Who's really ahead?
Analysis of polling approaches on Scottish Independence voting intention
Denis Donoghue
8/16/20235 min read
In a previous post I gave a basic description of how polls work and some of the key factors that influence their accuracy and outcomes. This post builds on that to look at how accurate (or inaccurate) different approaches to weighting polling samples are. One key point of contention relates to whether or not current polls on a second independence referendum should use the 2014 Yes/No split as a basis for weighting. I have looked at this issue using three different approaches, which all suggest that polls using 2014 weighting overstate the support for the unionist (No) side.
The basic premise for this inaccuracy, is the age profile of 2014 voters combined with the passage of time. Studies of the 2014 vote (and subsequent polling) show that older voters were more likely to support the status quo. The Scottish Referendum Study showed that 58.3% of 25 to 34 year olds voted Yes, while among 35 to 44 year olds, 59.2% voted Yes. This compares to only 35.9% of those aged 65 or older. By modelling mortality rates by age group using data from the National Registers of Scotland, we can estimate that of the 512,000 people who've died since 2014, almost two thirds of them would be No voters (64%). This would mean a reduction in the 55.3%/44.7% split of the 2014 vote to 53.8%/46.2%; a narrowing of the gap by three points. So, even before we consider polling approaches and sampling accuracy we can estimate a demographic narrowing effect of three points.
Meanwhile, more new voters enter the electorate with each year that passes, changing the balance of the electorate, and reducing the sway of 2014 voters. My most recent estimate of those who didn't vote in 2014 is around 1.4 million registered voters, making up 27% of the electorate. My modelling of the current makeup of the electorate (based on 2014) is 39% No voters, 34% Yes voters and 27% who did not vote in 2014. This is not hugely different from the unweighted samples in Yougov Indyref2 polls (shown below).
In contrast, the weighted Yougov sample in the Times poll published on August 16th has a split of 44% No voters, 35% Yes voters and 21% who did not vote. The No vote is inflated because they use the 2014 results to weight the sample. This leads to an underestimate of those who did not vote; in this case around six points lower than it should be. That's important because the split in voting intention among new voters heavily favours the pro-independence side; in this case by 48% to 25%. Making that adjustment immediately switches the lead from No to Yes, with Yes on 44%, No on 42% and 14% undecided or refused to say. I'm sure my usual Twitter trolls will just say I'm making up numbers to suit my own agenda. But don't just take my word for it, have a look at what Yougov found when they didn't use 2014 weighting. Their poll in December 2022 for the Times didn't include 2014 weighting (with No vote % in sample dropping from 43.5% to 40%) and showed a surprise five point lead for Yes. You can see how the voting intention compared to the polls from the same company before and after it below.

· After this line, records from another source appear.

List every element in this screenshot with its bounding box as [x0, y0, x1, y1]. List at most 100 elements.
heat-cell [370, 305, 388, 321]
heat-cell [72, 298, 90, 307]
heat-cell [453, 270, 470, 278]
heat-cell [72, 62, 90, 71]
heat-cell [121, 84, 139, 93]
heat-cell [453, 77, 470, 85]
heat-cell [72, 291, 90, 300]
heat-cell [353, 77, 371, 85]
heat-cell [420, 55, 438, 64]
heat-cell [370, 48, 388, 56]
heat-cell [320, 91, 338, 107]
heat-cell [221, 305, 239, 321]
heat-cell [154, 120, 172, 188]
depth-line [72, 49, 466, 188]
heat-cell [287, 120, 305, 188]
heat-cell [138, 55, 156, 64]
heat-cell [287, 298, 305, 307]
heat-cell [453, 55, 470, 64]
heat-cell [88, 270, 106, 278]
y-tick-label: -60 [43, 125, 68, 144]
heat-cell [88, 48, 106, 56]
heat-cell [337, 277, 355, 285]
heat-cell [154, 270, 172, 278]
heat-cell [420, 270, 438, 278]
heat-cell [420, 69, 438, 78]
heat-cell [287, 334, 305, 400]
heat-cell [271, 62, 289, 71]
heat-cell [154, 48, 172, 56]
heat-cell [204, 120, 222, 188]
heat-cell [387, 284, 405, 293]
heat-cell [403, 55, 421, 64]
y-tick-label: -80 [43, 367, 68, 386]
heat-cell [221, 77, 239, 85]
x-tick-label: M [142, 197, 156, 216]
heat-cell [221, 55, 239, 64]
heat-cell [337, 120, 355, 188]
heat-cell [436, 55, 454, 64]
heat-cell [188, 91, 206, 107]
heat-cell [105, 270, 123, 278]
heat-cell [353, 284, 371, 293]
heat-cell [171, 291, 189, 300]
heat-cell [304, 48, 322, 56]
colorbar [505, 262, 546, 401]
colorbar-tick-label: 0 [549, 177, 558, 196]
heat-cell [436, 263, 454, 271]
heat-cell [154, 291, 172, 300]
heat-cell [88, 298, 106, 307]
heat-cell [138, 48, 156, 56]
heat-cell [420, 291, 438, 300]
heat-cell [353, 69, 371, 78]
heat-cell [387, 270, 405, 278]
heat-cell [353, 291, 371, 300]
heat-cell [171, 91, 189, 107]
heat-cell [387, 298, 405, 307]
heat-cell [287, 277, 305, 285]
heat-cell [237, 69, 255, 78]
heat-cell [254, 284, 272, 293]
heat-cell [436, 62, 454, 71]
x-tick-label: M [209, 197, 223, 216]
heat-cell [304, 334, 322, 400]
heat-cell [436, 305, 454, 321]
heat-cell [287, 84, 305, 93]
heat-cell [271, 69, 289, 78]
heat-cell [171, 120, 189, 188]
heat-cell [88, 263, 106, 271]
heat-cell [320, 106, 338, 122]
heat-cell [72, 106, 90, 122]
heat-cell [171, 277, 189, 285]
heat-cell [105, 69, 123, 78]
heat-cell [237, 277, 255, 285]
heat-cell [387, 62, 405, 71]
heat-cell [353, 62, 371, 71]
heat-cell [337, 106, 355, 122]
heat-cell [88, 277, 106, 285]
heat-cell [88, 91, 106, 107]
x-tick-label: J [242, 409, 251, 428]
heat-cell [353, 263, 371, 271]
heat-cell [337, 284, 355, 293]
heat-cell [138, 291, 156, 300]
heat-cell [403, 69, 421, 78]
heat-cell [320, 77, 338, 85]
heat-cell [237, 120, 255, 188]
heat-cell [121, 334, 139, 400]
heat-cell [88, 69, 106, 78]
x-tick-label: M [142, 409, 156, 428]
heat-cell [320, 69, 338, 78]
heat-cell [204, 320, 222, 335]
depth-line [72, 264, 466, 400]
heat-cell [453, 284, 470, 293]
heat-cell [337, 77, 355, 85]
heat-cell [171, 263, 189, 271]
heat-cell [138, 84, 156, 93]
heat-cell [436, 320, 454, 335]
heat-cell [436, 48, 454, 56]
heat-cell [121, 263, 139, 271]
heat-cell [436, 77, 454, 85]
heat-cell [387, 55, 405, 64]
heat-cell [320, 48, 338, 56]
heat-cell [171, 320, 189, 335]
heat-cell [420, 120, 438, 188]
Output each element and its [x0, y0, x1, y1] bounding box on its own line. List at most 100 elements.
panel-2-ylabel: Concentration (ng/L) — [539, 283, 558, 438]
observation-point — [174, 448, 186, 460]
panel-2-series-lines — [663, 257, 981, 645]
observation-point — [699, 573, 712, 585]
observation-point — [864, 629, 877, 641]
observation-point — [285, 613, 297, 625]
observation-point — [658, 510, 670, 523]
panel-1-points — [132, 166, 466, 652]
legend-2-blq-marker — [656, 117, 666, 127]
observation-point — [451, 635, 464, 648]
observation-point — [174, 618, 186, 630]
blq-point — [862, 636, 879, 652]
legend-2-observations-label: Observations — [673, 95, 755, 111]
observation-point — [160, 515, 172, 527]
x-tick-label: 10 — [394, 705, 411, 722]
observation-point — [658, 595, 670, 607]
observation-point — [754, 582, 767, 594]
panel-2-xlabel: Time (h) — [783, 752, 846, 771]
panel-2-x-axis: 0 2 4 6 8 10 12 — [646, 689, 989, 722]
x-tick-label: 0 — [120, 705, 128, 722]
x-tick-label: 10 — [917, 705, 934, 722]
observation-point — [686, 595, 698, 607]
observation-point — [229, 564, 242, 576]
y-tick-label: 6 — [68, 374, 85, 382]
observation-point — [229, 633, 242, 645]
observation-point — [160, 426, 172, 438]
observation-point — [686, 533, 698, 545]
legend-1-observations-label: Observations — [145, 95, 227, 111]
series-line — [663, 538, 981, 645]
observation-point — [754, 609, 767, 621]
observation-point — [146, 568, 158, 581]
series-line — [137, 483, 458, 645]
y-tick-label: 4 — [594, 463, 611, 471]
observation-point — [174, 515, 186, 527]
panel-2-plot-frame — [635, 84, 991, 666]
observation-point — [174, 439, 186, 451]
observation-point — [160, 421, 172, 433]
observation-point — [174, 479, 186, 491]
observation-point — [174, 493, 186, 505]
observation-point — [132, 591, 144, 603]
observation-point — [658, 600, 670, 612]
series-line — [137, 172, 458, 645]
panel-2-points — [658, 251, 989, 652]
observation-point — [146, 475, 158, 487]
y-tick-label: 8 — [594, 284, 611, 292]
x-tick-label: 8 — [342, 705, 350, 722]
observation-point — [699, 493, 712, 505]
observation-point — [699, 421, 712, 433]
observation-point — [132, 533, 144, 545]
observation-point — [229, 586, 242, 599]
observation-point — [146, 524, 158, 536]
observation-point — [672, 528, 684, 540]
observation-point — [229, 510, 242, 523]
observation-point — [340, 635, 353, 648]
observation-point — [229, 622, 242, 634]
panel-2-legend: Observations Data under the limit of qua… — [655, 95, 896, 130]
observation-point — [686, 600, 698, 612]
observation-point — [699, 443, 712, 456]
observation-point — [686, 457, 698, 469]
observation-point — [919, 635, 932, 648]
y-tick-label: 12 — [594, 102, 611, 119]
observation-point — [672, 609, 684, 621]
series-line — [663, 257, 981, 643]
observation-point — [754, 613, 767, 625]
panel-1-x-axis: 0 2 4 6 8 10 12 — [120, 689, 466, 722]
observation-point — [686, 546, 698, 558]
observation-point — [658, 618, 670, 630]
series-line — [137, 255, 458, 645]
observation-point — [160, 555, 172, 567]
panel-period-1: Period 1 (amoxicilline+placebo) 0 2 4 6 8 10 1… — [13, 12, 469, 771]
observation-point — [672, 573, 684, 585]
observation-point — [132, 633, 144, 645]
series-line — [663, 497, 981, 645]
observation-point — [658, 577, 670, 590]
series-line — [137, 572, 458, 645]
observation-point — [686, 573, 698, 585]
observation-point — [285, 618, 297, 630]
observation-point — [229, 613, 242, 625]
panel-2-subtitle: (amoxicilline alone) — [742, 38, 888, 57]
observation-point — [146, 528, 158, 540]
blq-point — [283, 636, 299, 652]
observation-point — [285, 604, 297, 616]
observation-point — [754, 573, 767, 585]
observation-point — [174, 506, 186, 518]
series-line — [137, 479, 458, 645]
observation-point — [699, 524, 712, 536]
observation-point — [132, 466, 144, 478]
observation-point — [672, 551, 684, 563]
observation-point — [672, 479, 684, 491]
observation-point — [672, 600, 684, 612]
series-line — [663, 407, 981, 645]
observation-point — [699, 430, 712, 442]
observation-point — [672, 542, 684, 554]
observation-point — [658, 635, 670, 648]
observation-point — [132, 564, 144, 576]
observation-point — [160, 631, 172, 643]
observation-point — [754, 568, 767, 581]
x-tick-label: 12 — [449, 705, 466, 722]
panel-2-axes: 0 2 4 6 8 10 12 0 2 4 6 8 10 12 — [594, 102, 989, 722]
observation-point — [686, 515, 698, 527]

And it's not just Yougov that have used both approaches to weighting. Savanta also carried out an Indyref2 poll that did not weight by 2014 vote, in February 2021. This poll had a very large sample of Yes voters and not surprisingly produced a five point lead for Yes. Again, this was out of line with the polls immediately before and after as shown below.
The third pollster who has used both weighting approaches are Find Out Now. I'm fortunate to have a full dataset from the poll I commissioned where the published figures were weighted by 2014 vote. Although previous polls by Find Out Now were not weighted by 2014 vote. Having access to the full data I can test different weighting approaches and look at the effects on the Voting Intention of different weights. In this poll, Yes had a three point lead in the published figures (weighted by 2014 vote) and this lead doubled to six points when we took away the 2014 weighting (as shown below). The difference was not as big as for other pollsters because Find Out Now already had a decent proportion of those who didn't vote in their sample to start with (24%).
The final way that I looked into this, was to compare the data from polling done from pollsters by both approaches over time. I looked at 48 polls from across ten polling companies and looked at the average Yes and No percentages each month. The polls that don't weight by the 2014 referendum vote are typically higher by between four and eleven points. The average difference is six points.
So, to summarise, many polls overstate the No vote because they inflate the % of No voters in the electorate and understate the number of new voters. The gap between 2014 No voters and 2014 Yes voters has narrowed through natural change by three points. I've looked into how this discrepancy manifests in polls using three approaches.
Direct comparisons of polling by two companies who've used both approaches, which show differentials of 5.7 points (Savanta) and 7.5 points (Yougov) with the polls immediately before and after.
Analysis of my own polling data from Find Out Now looking at the results weighted by 2014 vote, and not weighted by 2014 vote, which shows a differential of 3.1 points .
Aggregation of data from 48 polls looking at the average Yes vote from polls in comparable months, which shows an average differential of 6.2 points.
For many polls, including the most recent Yougov poll, these differences turn small No leads into small Yes leads. It may not seem important, but the narrative can very quickly change when it becomes clear that there is a settled majority for yes that is being routinely under-reported.